2. Data and insights belong to their creators
IBM clients’ data is their data, and their insights are their insights. Client data and the insights produced on IBM’s cloud or from IBM’s AI are owned by IBM’s clients. Full stop. End of story.
3. AI systems must be transparent and explainable
For the public to trust AI, it must be transparent. Technology companies have to be clear about who trains their AI systems, what data was used to train those systems, and, most importantly, what went into their algorithms’ recommendations. This information is key to ensuring that people understand how AI arrives at a conclusion or recommendation. Companies advancing AI also have an obligation to monitor for, and correct, bias in the algorithms themselves, as well as bias caused by the human-influenced datasets that their systems interact with.
Learn more about these trust and transparency principles and why 95% of Fortune 500 companies trust IBM with their data.
Building the bank of tomorrow
You don’t have to look far for examples of companies placing their trust IBM. At VivaTech, Crédit Mutuel announced a sweeping digital reinvention, partnering with IBM to devise new ways of better serving the bank’s 12 million customers. As part of a bold strategy to embed AI solutions in most of its banking and insurance businesses, Crédit Mutuel will now deploy IBM Watson across all of its business lines — Consumer Credit, Personal Protection, Health, Payment Instruments, and Risk and Compliance. And for its next wave of transformation, Crédit Mutuel will combine multiple technologies from IBM — IBM Cloud, Security, and Watson — to reimagine partner relationships and operations. Check out the press release to learn more about this groundbreaking partnership with Crédit Mutuel.
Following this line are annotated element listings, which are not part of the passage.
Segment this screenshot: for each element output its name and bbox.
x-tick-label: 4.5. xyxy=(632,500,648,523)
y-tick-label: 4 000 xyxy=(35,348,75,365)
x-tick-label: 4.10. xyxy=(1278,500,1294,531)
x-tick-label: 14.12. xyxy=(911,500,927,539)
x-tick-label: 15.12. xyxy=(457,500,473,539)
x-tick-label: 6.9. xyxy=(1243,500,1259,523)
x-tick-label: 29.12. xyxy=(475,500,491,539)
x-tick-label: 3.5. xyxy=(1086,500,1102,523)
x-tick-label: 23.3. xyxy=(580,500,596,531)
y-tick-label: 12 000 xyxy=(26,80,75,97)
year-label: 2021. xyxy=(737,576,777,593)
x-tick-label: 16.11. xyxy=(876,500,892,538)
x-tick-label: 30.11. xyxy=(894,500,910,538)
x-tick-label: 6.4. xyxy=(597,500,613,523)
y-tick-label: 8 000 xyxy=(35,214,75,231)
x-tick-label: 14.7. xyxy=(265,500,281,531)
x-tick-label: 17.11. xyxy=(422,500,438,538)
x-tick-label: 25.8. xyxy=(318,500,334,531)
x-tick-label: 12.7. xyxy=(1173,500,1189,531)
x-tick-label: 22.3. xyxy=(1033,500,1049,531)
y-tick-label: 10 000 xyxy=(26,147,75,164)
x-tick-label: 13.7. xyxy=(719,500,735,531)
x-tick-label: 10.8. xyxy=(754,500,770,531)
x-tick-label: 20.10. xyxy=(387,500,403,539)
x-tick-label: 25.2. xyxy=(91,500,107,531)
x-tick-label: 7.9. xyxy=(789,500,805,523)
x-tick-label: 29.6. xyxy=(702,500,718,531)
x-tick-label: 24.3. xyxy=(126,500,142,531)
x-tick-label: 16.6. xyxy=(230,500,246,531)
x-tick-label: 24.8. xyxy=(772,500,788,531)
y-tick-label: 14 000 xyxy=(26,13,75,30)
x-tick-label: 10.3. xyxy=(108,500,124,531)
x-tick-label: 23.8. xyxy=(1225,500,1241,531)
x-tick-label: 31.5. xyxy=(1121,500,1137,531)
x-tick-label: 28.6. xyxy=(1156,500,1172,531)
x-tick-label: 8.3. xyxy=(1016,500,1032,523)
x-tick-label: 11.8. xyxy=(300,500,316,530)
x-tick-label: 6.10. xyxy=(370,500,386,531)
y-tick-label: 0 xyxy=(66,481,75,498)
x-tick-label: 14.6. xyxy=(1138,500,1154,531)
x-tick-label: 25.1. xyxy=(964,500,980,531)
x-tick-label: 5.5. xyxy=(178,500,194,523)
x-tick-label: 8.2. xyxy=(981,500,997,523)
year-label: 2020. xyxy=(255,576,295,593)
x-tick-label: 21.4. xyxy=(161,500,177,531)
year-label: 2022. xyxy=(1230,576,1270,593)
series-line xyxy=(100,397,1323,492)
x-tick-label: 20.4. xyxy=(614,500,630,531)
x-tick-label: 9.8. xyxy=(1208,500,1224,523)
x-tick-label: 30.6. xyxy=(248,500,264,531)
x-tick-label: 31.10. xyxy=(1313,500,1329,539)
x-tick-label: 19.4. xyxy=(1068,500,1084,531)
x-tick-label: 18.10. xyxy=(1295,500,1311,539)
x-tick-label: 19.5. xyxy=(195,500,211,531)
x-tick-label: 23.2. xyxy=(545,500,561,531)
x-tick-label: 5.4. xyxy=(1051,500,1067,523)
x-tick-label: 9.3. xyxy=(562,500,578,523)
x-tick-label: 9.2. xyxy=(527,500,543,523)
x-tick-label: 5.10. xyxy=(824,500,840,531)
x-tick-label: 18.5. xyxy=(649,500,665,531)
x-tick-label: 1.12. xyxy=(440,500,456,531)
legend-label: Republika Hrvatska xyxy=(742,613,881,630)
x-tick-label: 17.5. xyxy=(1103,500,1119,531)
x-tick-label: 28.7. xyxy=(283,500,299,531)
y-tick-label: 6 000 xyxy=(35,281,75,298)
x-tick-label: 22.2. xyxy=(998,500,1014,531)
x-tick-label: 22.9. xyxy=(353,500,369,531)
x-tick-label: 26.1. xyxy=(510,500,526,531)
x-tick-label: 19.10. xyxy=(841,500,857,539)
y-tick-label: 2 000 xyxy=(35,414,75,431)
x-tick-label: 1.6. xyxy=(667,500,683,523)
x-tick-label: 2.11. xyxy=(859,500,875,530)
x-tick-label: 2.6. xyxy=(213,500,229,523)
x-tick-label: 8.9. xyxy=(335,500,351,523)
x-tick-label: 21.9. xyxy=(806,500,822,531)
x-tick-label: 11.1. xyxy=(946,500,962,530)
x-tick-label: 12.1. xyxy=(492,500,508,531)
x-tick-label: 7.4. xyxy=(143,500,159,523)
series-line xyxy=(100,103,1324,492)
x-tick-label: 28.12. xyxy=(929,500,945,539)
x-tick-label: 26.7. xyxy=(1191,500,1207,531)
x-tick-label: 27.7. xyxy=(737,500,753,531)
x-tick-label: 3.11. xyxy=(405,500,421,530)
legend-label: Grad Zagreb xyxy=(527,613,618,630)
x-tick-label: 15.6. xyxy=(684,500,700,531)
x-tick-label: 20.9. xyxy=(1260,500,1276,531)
Technology for social good
AI offers incredible opportunities to drive widespread economic and social progress. Based on the vision that AI ought to be a force for good, IBM, the International Red Cross, and the United Nations announced Call for Code — an annual global initiative for which IBM pledged $30M. Call for Code invites developers to apply technologies like AI, blockchain, quantum, and IoT to address society’s toughest challenges. This year’s challenge is aimed at creating technology-led solutions to mitigate the impact of natural disasters.
Re-skilling and the future of work
AI is going to transform every job, every profession, every industry, and every country. IBM’s belief is that the purpose of AI is to augment man, not replace it. But given that 100% of jobs will most certainly change, the challenge is to ensure that people have the skills required for this new era so no one is left behind. This new era of exponential learning is already creating countless opportunities for “new collar jobs,” where having specific, in-demand technology skills matters more than having a traditional bachelor’s degree. That’s why IBM is reinventing secondary education with its Pathways in Technology Early College High Schools program — or P-TECH.
Ginni Rometty concluded her remarks by quoting one of France’s greatest scientists, Marie Curie, whose words are as relevant now at the dawn of AI as they were when she said them long ago: “Rien dans la vie n’est à craindre, tout doit être compris,” or “Nothing in life is to be feared, it is only to be understood.”